4. Establish Credible Monitoring and Verification Systems
Investors rely on this key information to determine the rigor of companies’ deforestation and supply chain management policies, their environmental and social performance, and the impact of their forest-related policies. Investors must consider whether the companies in their portfolio are using methods that align with industry best practices. The Accountability Framework recommends a monitoring strategy which aligns with positive social and environmental outcomes, as well as coordinating and publicly disclosing efforts.
5. Institute Non-Compliance Policies
Non-compliance policies and processes at all levels of operations can inform decisions for engaging with suppliers, and it can resolve instances of land conversion and human rights abuses. Companies should publicly report their strategies for engaging with suppliers in the case of non-compliance to ensure transparency for both investors and customers.
6. Establish Effective Grievance Mechanisms
Companies should facilitate pathways for assessing grievances as well as provide adequate contact information for raising negative impacts regarding the environment and human rights. This is crucial for companies to monitor their own operations and for investors to identify and remediate risks in their agricultural supply chains. Companies can also strengthen existing grievance mechanisms by collaborating with industry bodies, designing commodity-specific processes, and engaging multi-stakeholder initiatives to establish best practices for their forest-risk supply chains.
7. Release Consistent Reporting, Ideally Annually
By reporting regularly, companies can consistently demonstrate due diligence and progress towards commitments, reassuring investors of their sustainability performance, risk management strategies, and opportunities for growth. Investors can play a part by encouraging companies to publish information about their achievements on a regular basis and guiding them towards available tools and resources to improve disclosure practices.
8. Some Reporting is Better Than None
Even if companies are currently unable to provide quantitative reporting, they should still publicly disclose any achievements made towards their commitments to demonstrate transparency to investors and other interested parties. Companies should also be candid about any barriers to fulfilling their commitments and the steps required to overcome them.
9. Increase Calculation and Reporting of Scope 3 Emissions
About 90% of a company’s carbon footprint comes from Scope 3 emissions, yet less than half of companies report data on these emissions, leaving a major gap in understanding and reporting climate impacts associated with land-use change. Encouragement from investors, monitoring supplier compliance at all operations levels, and publicly reporting supplier non-compliance strategies are all useful strategies to drive greater transparency in this area.

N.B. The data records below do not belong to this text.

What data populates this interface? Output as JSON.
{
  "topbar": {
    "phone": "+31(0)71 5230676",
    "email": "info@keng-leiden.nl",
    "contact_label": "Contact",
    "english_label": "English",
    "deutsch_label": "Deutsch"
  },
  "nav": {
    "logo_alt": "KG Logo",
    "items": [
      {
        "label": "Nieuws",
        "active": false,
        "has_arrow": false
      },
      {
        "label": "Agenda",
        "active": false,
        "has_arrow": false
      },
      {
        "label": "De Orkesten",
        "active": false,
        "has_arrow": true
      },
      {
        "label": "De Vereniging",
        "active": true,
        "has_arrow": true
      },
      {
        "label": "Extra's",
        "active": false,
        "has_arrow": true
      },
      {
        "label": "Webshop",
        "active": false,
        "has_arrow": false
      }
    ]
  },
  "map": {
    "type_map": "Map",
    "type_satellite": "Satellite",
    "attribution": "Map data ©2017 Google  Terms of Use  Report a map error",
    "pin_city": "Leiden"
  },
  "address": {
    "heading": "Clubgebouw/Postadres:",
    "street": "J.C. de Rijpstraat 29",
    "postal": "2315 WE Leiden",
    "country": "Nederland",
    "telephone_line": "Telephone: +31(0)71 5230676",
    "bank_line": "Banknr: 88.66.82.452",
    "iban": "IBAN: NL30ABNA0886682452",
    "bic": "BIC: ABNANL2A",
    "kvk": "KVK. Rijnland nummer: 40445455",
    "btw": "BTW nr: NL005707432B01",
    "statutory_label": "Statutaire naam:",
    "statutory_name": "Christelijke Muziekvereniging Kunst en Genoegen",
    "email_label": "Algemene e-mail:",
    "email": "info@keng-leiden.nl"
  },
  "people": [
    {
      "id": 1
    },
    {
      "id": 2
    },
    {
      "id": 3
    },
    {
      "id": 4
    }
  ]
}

10. Regular Corporate Disclosures on Greenhouse Gas Emissions
It is essential for companies to publish annual data that demonstrates progress on climate commitments. This can illustrate quantitative progress to investors and increase a company’s ability to minimize financial and reputational risks connected to climate change. Investors have an important role to play in driving a trend of increased engagement by expecting such disclosure and directing companies towards resources like CDP and the GHG Protocol. Companies demonstrating ambitious action and transparency on their climate and sustainability commitments can position themselves as more attractive to investors and their long-term financial wellbeing.